Wel een enorm pluspunt van het Archivematica Camp is de mogelijkheid om het team van Artefactual te ontmoeten en om hen zelf over het systeem te horen praten. Ook zijn er ruim voldoende mogelijkheden voorzien om in contact te komen met andere Archivematica-gebruikers binnen en buiten Europa.

Artefactual probeert overigens zoveel mogelijk community participatie in Archivematica te stimuleren. Naast de organisatie van Archivematica Camps, kunnen ook regionale gebruikersgroepen voor Archivematica worden gevormd. De user groups laten de gebruikers toe om in de eigen taal ervaringen uit te wisselen over het werken met Archivematica. Ook voor Nederland en Vlaanderen bestaat er sinds 2017 zo’n gebruikersgroep, zie https://wiki.archivematica.org/Community/Regional_User_Groups.

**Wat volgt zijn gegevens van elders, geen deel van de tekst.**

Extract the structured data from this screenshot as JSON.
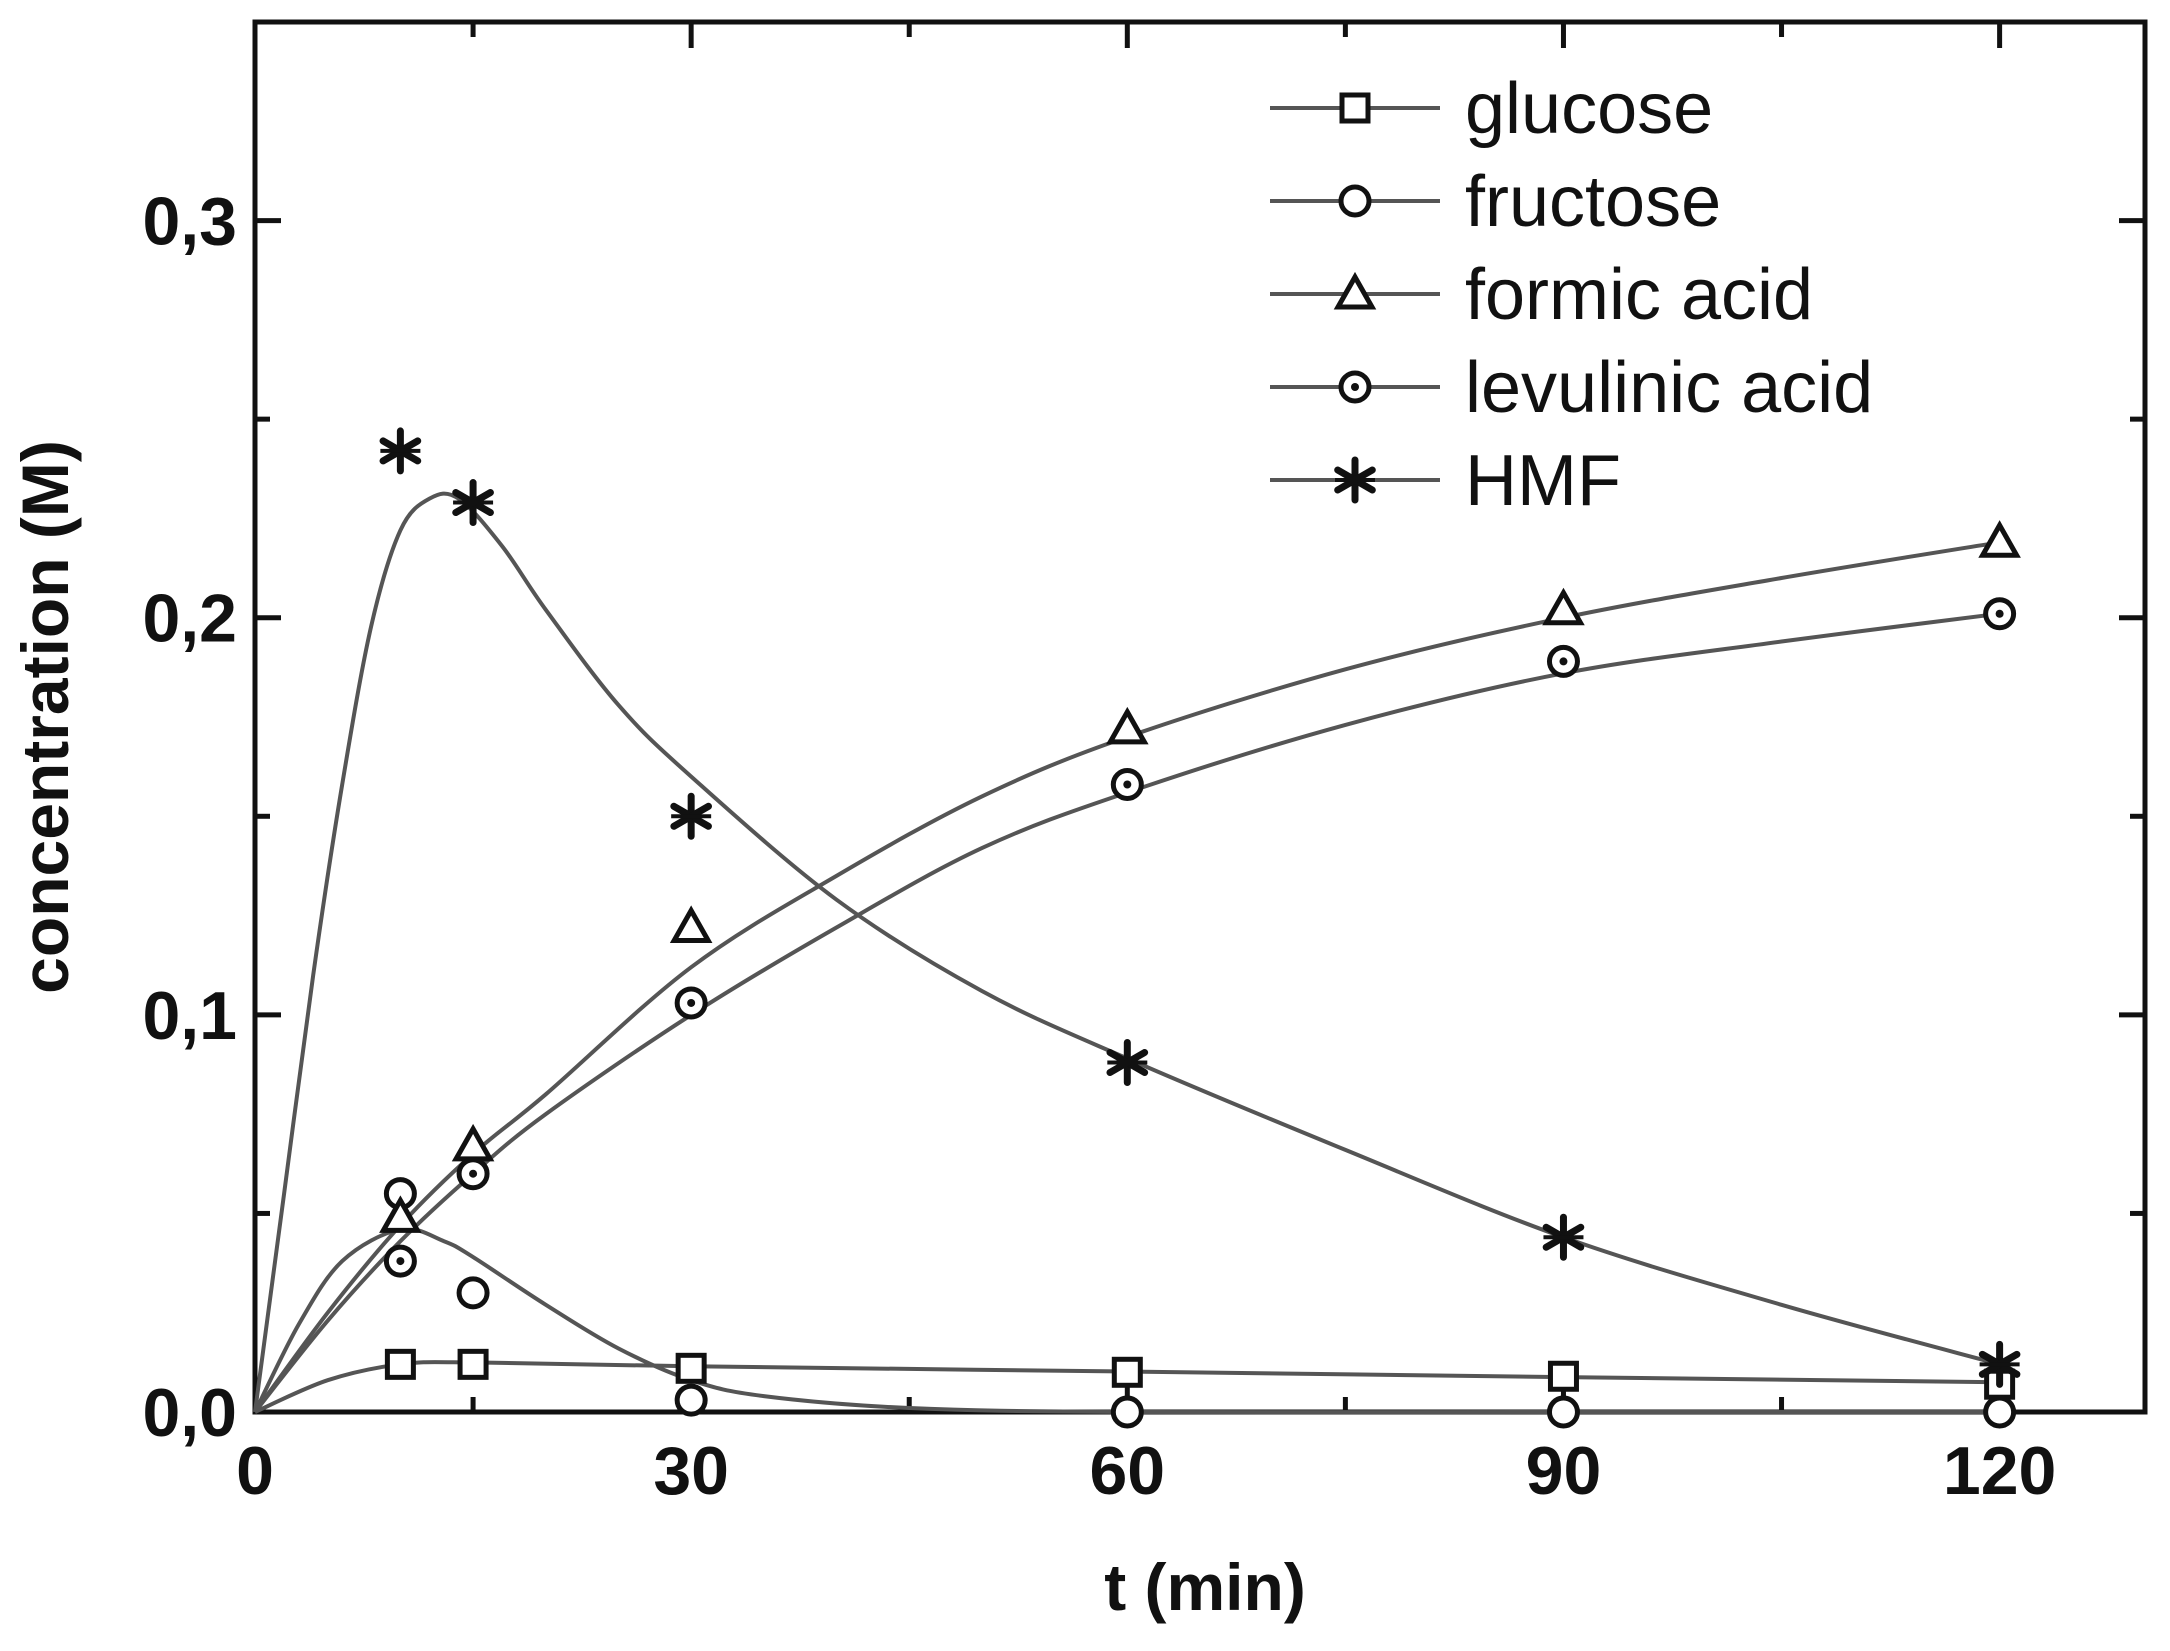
{
  "chart_data": {
    "type": "line",
    "title": "",
    "xlabel": "t (min)",
    "ylabel": "concentration (M)",
    "xlim": [
      0,
      130
    ],
    "ylim": [
      0,
      0.35
    ],
    "x_ticks": [
      0,
      30,
      60,
      90,
      120
    ],
    "x_tick_labels": [
      "0",
      "30",
      "60",
      "90",
      "120"
    ],
    "y_ticks": [
      0,
      0.1,
      0.2,
      0.3
    ],
    "y_tick_labels": [
      "0,0",
      "0,1",
      "0,2",
      "0,3"
    ],
    "grid": false,
    "legend_position": "top-right",
    "line_color": "#555555",
    "marker_color": "#111111",
    "series": [
      {
        "name": "glucose",
        "marker": "square",
        "points": [
          [
            10,
            0.012
          ],
          [
            15,
            0.012
          ],
          [
            30,
            0.011
          ],
          [
            60,
            0.01
          ],
          [
            90,
            0.009
          ],
          [
            120,
            0.007
          ]
        ],
        "fit": [
          [
            0,
            0
          ],
          [
            5,
            0.008
          ],
          [
            10,
            0.012
          ],
          [
            15,
            0.0125
          ],
          [
            30,
            0.0115
          ],
          [
            60,
            0.0102
          ],
          [
            90,
            0.0088
          ],
          [
            120,
            0.0075
          ]
        ]
      },
      {
        "name": "fructose",
        "marker": "circle",
        "points": [
          [
            10,
            0.055
          ],
          [
            15,
            0.03
          ],
          [
            30,
            0.003
          ],
          [
            60,
            0.0
          ],
          [
            90,
            0.0
          ],
          [
            120,
            0.0
          ]
        ],
        "fit": [
          [
            0,
            0
          ],
          [
            3,
            0.022
          ],
          [
            6,
            0.038
          ],
          [
            10,
            0.046
          ],
          [
            13,
            0.043
          ],
          [
            15,
            0.039
          ],
          [
            20,
            0.027
          ],
          [
            25,
            0.016
          ],
          [
            30,
            0.008
          ],
          [
            35,
            0.004
          ],
          [
            45,
            0.001
          ],
          [
            60,
            0.0
          ],
          [
            90,
            0.0
          ],
          [
            120,
            0.0
          ]
        ]
      },
      {
        "name": "formic acid",
        "marker": "triangle",
        "points": [
          [
            10,
            0.049
          ],
          [
            15,
            0.067
          ],
          [
            30,
            0.122
          ],
          [
            60,
            0.172
          ],
          [
            90,
            0.202
          ],
          [
            120,
            0.219
          ]
        ],
        "fit": [
          [
            0,
            0
          ],
          [
            5,
            0.025
          ],
          [
            10,
            0.047
          ],
          [
            15,
            0.065
          ],
          [
            20,
            0.08
          ],
          [
            30,
            0.112
          ],
          [
            40,
            0.135
          ],
          [
            50,
            0.155
          ],
          [
            60,
            0.17
          ],
          [
            75,
            0.187
          ],
          [
            90,
            0.2
          ],
          [
            105,
            0.21
          ],
          [
            120,
            0.219
          ]
        ]
      },
      {
        "name": "levulinic acid",
        "marker": "dotted-circle",
        "points": [
          [
            10,
            0.038
          ],
          [
            15,
            0.06
          ],
          [
            30,
            0.103
          ],
          [
            60,
            0.158
          ],
          [
            90,
            0.189
          ],
          [
            120,
            0.201
          ]
        ],
        "fit": [
          [
            0,
            0
          ],
          [
            5,
            0.023
          ],
          [
            10,
            0.043
          ],
          [
            15,
            0.06
          ],
          [
            20,
            0.075
          ],
          [
            30,
            0.1
          ],
          [
            40,
            0.122
          ],
          [
            50,
            0.142
          ],
          [
            60,
            0.156
          ],
          [
            75,
            0.173
          ],
          [
            90,
            0.186
          ],
          [
            105,
            0.194
          ],
          [
            120,
            0.201
          ]
        ]
      },
      {
        "name": "HMF",
        "marker": "asterisk",
        "points": [
          [
            10,
            0.242
          ],
          [
            15,
            0.229
          ],
          [
            30,
            0.15
          ],
          [
            60,
            0.088
          ],
          [
            90,
            0.044
          ],
          [
            120,
            0.012
          ]
        ],
        "fit": [
          [
            0,
            0
          ],
          [
            2,
            0.055
          ],
          [
            4,
            0.11
          ],
          [
            6,
            0.158
          ],
          [
            8,
            0.198
          ],
          [
            10,
            0.222
          ],
          [
            12,
            0.23
          ],
          [
            14,
            0.23
          ],
          [
            17,
            0.218
          ],
          [
            20,
            0.202
          ],
          [
            25,
            0.178
          ],
          [
            30,
            0.16
          ],
          [
            40,
            0.129
          ],
          [
            50,
            0.106
          ],
          [
            60,
            0.089
          ],
          [
            75,
            0.066
          ],
          [
            90,
            0.044
          ],
          [
            105,
            0.027
          ],
          [
            120,
            0.012
          ]
        ]
      }
    ]
  }
}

Ter conclusie: om te leren werken met Archivematica schiet het Camp m.i. zijn doel ietwat voorbij, maar om het hele verhaal errond te leren kennen - gaande van toekomstperspectieven, business modellen, de systemen die draaien op de achtergrond, verschillende use cases, gebruikersnetwerken... – was het zeker de moeite waard!